The Technical University of Dresden seems that has sponsored Okular to acquire the capability to digitally sign documents from version 21.04. Since information seems a little difficult to get this link gives the relevant information and supplies a building script that worked flawlessly on L13 with PureOs Byzantium:

It is very easy to use for the average person to digitally sign a pdf. I would like to learn only how to customize the appearance of the visible signature because it is not obvious. Other than that it is just great.

3 Likes

Can you post here an image of what it looks like by default?

Maybe go looking for it in /usr/share/okular/pics ? and if you find it, put a customised version in ~/.local/share/okular/pics ?

It looks like my distro is behind the times and does not have the needed version of okular - so I can’t test this myself.

I am not sure it works like this. It is not a matter of a picture but of the organization of the signature. For example it gives:


I do not like the all capitals for my name. Moreover the spacing is wasteful.
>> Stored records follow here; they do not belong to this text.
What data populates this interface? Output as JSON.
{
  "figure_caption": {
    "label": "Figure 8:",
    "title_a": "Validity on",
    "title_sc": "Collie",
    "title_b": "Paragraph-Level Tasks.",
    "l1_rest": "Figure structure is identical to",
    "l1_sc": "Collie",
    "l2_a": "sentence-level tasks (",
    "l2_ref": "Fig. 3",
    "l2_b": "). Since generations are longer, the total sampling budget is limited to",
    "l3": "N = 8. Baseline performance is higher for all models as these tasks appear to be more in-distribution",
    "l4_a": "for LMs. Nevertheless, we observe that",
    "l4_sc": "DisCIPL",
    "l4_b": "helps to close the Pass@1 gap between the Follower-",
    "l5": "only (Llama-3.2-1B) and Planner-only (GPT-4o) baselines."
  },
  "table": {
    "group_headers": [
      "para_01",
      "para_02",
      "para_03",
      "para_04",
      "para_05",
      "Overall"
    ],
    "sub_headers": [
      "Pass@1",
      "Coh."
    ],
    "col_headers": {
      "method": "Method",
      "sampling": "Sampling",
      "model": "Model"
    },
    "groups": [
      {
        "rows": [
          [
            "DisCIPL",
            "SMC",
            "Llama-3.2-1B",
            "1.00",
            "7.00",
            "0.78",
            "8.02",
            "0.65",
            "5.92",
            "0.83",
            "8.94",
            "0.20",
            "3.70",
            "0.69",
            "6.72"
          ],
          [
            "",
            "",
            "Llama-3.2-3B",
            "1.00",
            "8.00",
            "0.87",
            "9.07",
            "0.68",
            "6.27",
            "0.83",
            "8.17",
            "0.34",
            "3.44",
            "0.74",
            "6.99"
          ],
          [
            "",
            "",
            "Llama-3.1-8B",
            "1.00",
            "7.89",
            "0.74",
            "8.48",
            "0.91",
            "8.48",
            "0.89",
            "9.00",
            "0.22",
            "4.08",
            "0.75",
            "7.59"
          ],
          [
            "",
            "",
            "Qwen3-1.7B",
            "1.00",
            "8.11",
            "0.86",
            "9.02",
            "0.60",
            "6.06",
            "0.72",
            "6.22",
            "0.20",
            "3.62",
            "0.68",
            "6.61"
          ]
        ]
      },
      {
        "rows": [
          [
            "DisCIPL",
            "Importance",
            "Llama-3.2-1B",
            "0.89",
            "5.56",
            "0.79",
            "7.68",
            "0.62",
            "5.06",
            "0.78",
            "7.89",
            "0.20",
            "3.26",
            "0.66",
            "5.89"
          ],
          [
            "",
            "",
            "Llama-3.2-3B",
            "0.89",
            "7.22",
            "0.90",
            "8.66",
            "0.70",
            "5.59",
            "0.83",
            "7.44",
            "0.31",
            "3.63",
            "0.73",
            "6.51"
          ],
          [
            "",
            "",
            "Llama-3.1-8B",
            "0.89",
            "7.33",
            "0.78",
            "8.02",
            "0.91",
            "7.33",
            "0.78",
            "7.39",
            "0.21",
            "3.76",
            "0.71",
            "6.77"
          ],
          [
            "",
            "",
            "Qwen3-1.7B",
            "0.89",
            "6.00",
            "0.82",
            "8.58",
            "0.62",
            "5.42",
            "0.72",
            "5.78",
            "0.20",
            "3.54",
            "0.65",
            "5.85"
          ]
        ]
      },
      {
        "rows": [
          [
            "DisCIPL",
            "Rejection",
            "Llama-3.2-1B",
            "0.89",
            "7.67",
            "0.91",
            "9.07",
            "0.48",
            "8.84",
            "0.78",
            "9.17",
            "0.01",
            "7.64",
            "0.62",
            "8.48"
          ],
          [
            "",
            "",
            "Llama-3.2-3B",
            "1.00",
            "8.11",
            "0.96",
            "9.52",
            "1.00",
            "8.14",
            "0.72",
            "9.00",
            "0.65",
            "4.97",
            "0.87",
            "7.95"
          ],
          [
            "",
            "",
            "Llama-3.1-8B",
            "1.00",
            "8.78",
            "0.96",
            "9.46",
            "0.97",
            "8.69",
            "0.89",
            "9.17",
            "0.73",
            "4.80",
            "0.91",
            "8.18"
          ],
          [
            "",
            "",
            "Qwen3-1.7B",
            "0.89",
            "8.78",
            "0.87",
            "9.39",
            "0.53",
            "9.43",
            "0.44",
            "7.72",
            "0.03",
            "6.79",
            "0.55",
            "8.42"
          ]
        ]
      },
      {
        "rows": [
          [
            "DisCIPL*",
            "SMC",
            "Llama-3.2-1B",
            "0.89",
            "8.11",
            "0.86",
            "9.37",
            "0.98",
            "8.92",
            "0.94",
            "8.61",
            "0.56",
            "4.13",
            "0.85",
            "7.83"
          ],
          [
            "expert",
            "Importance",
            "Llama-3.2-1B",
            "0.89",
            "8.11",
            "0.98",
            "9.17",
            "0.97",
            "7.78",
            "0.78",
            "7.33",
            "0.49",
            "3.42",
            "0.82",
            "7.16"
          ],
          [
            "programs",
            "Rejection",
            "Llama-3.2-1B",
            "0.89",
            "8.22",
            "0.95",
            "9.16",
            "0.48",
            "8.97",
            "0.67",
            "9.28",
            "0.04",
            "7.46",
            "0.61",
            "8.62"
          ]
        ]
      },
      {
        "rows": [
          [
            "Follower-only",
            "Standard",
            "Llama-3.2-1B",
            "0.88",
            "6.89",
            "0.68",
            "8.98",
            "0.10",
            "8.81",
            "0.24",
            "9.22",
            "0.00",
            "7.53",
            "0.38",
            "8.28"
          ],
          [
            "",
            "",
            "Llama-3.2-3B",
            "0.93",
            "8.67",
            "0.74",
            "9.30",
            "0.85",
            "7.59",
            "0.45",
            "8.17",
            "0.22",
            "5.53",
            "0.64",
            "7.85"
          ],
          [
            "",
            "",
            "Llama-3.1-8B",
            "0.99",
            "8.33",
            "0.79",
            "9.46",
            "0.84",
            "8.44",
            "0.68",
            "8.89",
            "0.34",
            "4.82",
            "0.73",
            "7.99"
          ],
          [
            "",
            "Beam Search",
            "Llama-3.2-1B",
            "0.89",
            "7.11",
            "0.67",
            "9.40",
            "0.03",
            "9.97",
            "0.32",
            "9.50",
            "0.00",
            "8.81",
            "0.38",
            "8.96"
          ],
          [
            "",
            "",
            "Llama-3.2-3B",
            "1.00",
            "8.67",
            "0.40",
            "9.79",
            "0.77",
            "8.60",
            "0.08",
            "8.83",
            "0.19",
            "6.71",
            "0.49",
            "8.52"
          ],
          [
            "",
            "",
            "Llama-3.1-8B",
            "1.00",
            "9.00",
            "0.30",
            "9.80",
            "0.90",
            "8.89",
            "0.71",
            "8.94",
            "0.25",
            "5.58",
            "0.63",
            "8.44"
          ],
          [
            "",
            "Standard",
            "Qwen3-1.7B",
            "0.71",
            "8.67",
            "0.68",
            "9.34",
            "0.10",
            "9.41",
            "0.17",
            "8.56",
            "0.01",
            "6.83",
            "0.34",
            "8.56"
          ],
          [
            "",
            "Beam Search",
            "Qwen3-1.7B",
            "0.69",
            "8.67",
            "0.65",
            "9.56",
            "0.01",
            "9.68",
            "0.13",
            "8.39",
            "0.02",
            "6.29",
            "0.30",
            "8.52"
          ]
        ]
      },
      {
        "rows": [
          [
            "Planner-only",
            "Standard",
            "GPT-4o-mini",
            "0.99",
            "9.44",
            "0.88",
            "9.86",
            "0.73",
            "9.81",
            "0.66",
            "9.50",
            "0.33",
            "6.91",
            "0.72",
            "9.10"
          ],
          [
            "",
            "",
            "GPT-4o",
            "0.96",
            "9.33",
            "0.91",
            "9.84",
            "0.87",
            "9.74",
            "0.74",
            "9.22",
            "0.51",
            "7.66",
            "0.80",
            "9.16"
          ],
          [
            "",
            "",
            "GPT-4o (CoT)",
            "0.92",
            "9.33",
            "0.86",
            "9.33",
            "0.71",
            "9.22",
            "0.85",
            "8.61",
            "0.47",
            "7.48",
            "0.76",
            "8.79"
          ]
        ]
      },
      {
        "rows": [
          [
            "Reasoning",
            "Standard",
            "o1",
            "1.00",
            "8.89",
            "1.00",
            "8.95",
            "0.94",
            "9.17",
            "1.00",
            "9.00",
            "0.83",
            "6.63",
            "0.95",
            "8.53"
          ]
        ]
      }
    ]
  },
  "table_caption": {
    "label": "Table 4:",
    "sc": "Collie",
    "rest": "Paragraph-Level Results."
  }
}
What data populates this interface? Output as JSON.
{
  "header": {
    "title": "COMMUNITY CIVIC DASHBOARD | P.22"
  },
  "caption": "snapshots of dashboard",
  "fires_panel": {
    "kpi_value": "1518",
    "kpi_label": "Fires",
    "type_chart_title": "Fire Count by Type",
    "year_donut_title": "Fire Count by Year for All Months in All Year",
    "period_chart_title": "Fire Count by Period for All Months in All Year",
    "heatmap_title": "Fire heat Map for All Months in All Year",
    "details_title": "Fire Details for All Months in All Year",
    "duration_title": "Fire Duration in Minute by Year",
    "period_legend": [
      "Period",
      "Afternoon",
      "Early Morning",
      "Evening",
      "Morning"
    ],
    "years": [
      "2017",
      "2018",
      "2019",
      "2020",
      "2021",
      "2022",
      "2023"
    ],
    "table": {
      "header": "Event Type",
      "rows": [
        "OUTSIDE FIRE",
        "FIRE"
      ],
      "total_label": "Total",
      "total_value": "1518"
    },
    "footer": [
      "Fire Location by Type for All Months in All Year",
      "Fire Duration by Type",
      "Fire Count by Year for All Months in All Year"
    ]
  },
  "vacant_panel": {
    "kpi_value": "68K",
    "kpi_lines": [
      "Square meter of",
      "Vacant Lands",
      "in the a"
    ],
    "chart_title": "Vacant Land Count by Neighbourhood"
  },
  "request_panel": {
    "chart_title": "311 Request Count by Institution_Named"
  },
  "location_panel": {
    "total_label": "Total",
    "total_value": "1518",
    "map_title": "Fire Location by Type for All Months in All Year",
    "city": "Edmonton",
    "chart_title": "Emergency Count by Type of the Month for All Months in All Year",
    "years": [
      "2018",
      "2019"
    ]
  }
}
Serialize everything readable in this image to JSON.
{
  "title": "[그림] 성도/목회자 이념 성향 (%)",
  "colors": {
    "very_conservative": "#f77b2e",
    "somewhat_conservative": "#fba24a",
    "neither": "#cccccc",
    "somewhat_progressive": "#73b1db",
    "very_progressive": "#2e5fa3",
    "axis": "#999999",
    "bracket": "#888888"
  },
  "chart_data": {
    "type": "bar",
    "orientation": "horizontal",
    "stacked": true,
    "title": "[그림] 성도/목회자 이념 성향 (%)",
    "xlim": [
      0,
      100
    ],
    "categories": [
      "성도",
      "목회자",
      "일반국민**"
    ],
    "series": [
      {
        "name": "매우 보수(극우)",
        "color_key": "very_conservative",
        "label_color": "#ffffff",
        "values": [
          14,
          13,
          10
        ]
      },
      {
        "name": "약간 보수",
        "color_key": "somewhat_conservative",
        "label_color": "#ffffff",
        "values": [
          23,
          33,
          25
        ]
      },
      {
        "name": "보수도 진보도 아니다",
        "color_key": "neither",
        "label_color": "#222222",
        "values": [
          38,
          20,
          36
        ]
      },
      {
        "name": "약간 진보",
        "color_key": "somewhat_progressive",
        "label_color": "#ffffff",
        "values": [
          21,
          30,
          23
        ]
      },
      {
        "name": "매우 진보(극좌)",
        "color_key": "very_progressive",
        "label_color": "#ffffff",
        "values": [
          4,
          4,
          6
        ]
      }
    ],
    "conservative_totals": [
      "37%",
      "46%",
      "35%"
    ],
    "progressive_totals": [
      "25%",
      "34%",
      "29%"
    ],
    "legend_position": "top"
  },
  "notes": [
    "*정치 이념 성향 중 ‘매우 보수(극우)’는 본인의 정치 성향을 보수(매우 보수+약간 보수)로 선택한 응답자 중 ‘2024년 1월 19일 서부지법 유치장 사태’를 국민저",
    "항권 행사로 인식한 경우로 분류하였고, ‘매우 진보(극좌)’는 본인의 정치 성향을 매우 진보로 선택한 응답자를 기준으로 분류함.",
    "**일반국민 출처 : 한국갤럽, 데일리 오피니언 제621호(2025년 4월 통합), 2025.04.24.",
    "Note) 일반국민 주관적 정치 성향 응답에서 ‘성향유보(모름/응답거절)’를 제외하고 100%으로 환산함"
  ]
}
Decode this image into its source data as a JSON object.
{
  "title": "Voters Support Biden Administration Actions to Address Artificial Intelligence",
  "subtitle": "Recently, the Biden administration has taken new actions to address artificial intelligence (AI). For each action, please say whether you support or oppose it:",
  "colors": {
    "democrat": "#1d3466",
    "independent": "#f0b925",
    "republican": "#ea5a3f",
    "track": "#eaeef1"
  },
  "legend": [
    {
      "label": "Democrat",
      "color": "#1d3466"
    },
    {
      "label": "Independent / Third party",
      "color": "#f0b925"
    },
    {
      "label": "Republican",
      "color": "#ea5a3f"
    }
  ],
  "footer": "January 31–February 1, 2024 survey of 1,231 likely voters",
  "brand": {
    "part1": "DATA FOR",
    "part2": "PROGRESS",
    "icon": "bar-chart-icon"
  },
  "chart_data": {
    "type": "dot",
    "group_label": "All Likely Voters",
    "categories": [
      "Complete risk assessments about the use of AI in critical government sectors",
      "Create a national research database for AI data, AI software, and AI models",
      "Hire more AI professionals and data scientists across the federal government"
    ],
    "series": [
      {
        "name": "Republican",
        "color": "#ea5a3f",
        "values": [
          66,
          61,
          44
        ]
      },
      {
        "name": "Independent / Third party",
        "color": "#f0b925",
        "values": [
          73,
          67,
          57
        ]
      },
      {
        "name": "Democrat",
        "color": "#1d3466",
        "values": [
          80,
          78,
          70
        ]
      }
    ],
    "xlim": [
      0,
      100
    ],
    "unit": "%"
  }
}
The script above compiles the latest okular and places executables in ~/local/bin/
I do not see any other installation files anywhere…

It may be getting this from the certificate (subject common name and/or nick name etc.) i.e. there is nothing that Okular or poppler can do, in a sense. You would have to fix this on the certificate and, I would assume, do so by getting a new certificate. In any case, I would take a look at your certificate - to see what name fields exist and what case they are in.

Yes, I know it gets this from the certificate. But it is instructed to do so when it creates the design of the visible part of the signature. This is just a parameter. It does not have to do with the validation. The validation is not performed on the visible part of the signature. So this must be completely customizable. In any case I will try to re-issue a certificate for me, but currently the signature in Okular does not allow ANY modification in some obvious/easy way. JSignPdf allows modifications but the interface is cumbersome and not well documented (I think).

I may be nitpicking, but isn’t inserting text just an analog signature, digitized? When I read “digital”, I understand “not possible in analog”, so I though it would be a cryptographic signature.

No, the PDF is being digitally (cryptographically) signed but it also overstamps the PDF document with the annotation shown above as a visible hint that the document has been digitally signed. @antonis just wants to have the functionality to customise the appearance of the visible hint, which functionality does not exist.

The visible hint is a bit misleading because I could easily sign a document as Irvine Wade but make the visible hint say Antonios … and the document would pass cryptographic validation. So the user really needs to look at the Document Properties and see what the actual Subject Common Name on the certificate is and confirm that it matches the visible hint, if the visible hint is present - or alternatively take the opportunity to open the signatures panel when offered to do so on opening a digitally signed document.

There would be some argument for giving the user the option of turning off the visible hint altogether.

Sure. It could work differently. You’ve built from source so you could easily completely override the text that is included so that it does not come from the certificate but instead is your name hardcoded in title case, or you could override it to convert the name on the certificate into title case before using it. (The rules for title case are locale / language sensitive though. Maybe you only need Greek to work.)

Yes, the digital signature is a crypto-signature. But the software creating this crypto-signature, often create a stamp on the document that says things like “signed by that person”. This stamp is called “visible signature” and provides an easy interface to click on it and access the details of the crypto-signature. LibreOffice signs pdf documents, that is it adds a cryptosignature but does not add a visible one (a stamp). Acrobat, JSignPDF, easypdfsign and latest okular are capable of adding a signature stamp as well as the crypto-signature. It is the visible part people often want to customize.

That sounds like a bad idea: people will get used to looking at the content (can be falsified) instead of the metadata (cannot be falsified) to check for a signature, and end up believing untrue things.

1 Like

Yes. That’s what I meant by

There would be some argument for giving the user the option of turning off the visible hint altogether.

By “user” I meant “the creator of the document”.

and by

The visible hint is a bit misleading because […]

True, I agree, but this is the state of things right now. It started with Acrobat i think. People got used to see a “visible” part. FOSS tries to follow. If I sign without a visible part they bug me: “where is the signature?” which exactly proves your point. i can not be always the “different” and “difficult” guy. I always check signatures for myself. It is the other side’s job to do the same.

It is Adobe that should have thought of this being a bad idea. Now people expect the visible part. Unfortunately. But isn’t that what most for-profit companies do? They prefer an uneducated audience so they can manipulate it, Fb being one of the greatest examples.